Eu sou Flamengo. E estas coisas não se explicam. Paixão verdadeira por um clube de futebol não tem motivo aparente. Desde que me reconheço no mundo, sou Flamengo. Ainda (muito) moleque, lembro de ter comemorado o penta brasileiro em 1992 pelas ruas de uma cidadezinha no interior do Espírito Santo, ainda sem saber direito o que estava acontecendo.

Ter um sentimento tão forte por uma equipe de futebol é uma daquelas coisas idiotas e sem sentido que você não consegue se livrar. Afinal, em tese, pela razão, não tem influência nenhuma na sua vida. E, como diria o meu avô, você se mata por meia dúzia de milionários que ficam lá correndo atrás de uma bola. Ele tem razão. O salário de um mês de um grande jogador do Flamengo atual deve ser o equivalente aos ganhos de milhares de flamenguistas juntos num único ano.

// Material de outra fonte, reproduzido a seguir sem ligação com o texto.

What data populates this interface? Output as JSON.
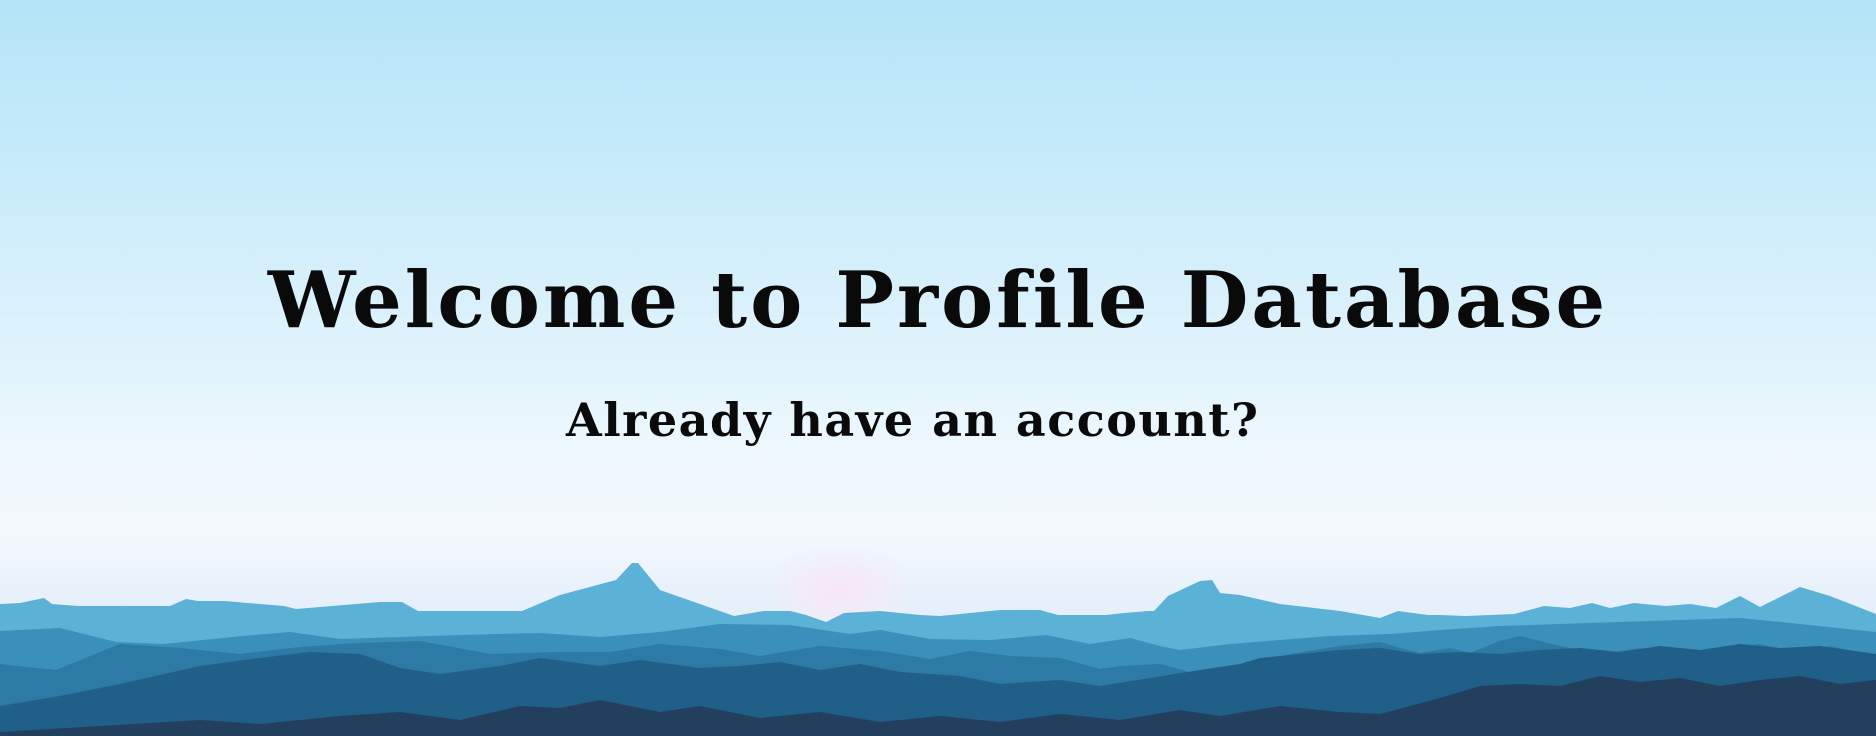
{
  "hero": {
    "title": "Welcome to Profile Database",
    "subtitle": "Already have an account?"
  },
  "colors": {
    "sky_top": "#b4e4f8",
    "sky_mid": "#eef8fd",
    "mountain_light": "#4aa3c8",
    "mountain_mid": "#2f7fa8",
    "mountain_dark": "#1f5a80",
    "mountain_darkest": "#253b57",
    "text": "#0a0a0a"
  },
  "background": {
    "image": "mountain-landscape-illustration"
  }
}
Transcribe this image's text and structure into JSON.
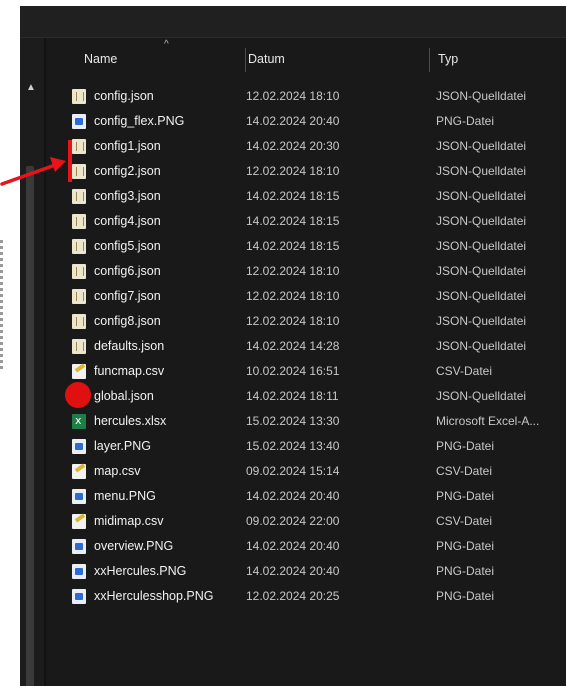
{
  "header": {
    "name_label": "Name",
    "date_label": "Datum",
    "type_label": "Typ"
  },
  "rows": [
    {
      "name": "config.json",
      "date": "12.02.2024 18:10",
      "type": "JSON-Quelldatei",
      "icon": "json-file-icon"
    },
    {
      "name": "config_flex.PNG",
      "date": "14.02.2024 20:40",
      "type": "PNG-Datei",
      "icon": "png-file-icon"
    },
    {
      "name": "config1.json",
      "date": "14.02.2024 20:30",
      "type": "JSON-Quelldatei",
      "icon": "json-file-icon"
    },
    {
      "name": "config2.json",
      "date": "12.02.2024 18:10",
      "type": "JSON-Quelldatei",
      "icon": "json-file-icon"
    },
    {
      "name": "config3.json",
      "date": "14.02.2024 18:15",
      "type": "JSON-Quelldatei",
      "icon": "json-file-icon"
    },
    {
      "name": "config4.json",
      "date": "14.02.2024 18:15",
      "type": "JSON-Quelldatei",
      "icon": "json-file-icon"
    },
    {
      "name": "config5.json",
      "date": "14.02.2024 18:15",
      "type": "JSON-Quelldatei",
      "icon": "json-file-icon"
    },
    {
      "name": "config6.json",
      "date": "12.02.2024 18:10",
      "type": "JSON-Quelldatei",
      "icon": "json-file-icon"
    },
    {
      "name": "config7.json",
      "date": "12.02.2024 18:10",
      "type": "JSON-Quelldatei",
      "icon": "json-file-icon"
    },
    {
      "name": "config8.json",
      "date": "12.02.2024 18:10",
      "type": "JSON-Quelldatei",
      "icon": "json-file-icon"
    },
    {
      "name": "defaults.json",
      "date": "14.02.2024 14:28",
      "type": "JSON-Quelldatei",
      "icon": "json-file-icon"
    },
    {
      "name": "funcmap.csv",
      "date": "10.02.2024 16:51",
      "type": "CSV-Datei",
      "icon": "csv-file-icon"
    },
    {
      "name": "global.json",
      "date": "14.02.2024 18:11",
      "type": "JSON-Quelldatei",
      "icon": "json-file-icon"
    },
    {
      "name": "hercules.xlsx",
      "date": "15.02.2024 13:30",
      "type": "Microsoft Excel-A...",
      "icon": "excel-file-icon"
    },
    {
      "name": "layer.PNG",
      "date": "15.02.2024 13:40",
      "type": "PNG-Datei",
      "icon": "png-file-icon"
    },
    {
      "name": "map.csv",
      "date": "09.02.2024 15:14",
      "type": "CSV-Datei",
      "icon": "csv-file-icon"
    },
    {
      "name": "menu.PNG",
      "date": "14.02.2024 20:40",
      "type": "PNG-Datei",
      "icon": "png-file-icon"
    },
    {
      "name": "midimap.csv",
      "date": "09.02.2024 22:00",
      "type": "CSV-Datei",
      "icon": "csv-file-icon"
    },
    {
      "name": "overview.PNG",
      "date": "14.02.2024 20:40",
      "type": "PNG-Datei",
      "icon": "png-file-icon"
    },
    {
      "name": "xxHercules.PNG",
      "date": "14.02.2024 20:40",
      "type": "PNG-Datei",
      "icon": "png-file-icon"
    },
    {
      "name": "xxHerculesshop.PNG",
      "date": "12.02.2024 20:25",
      "type": "PNG-Datei",
      "icon": "png-file-icon"
    }
  ],
  "colors": {
    "background": "#191919",
    "text": "#f2f2f2",
    "muted_text": "#c8c8c8",
    "annotation_red": "#e8141a"
  }
}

É o time do povo. Da favela que desce em peso pro Maracanã. Do cara humilde com dois dentes na boca que leva o filho pra ver um clássico no domingo. De gente que tem como sentido da vida deles o Flamengo. Literalmente, o Flamengo é a vida do cara. Temos a maior torcida do mundo: 35 a 40 milhões de pessoas. Tombada pela prefeitura do Rio de Janeiro como patrimônio cultural da cidade. Já viram isto? Repito: a torcida do Flamengo foi tombada pela prefeitura do Rio como patrimônio cultural do município. Homenagem mais que merecida.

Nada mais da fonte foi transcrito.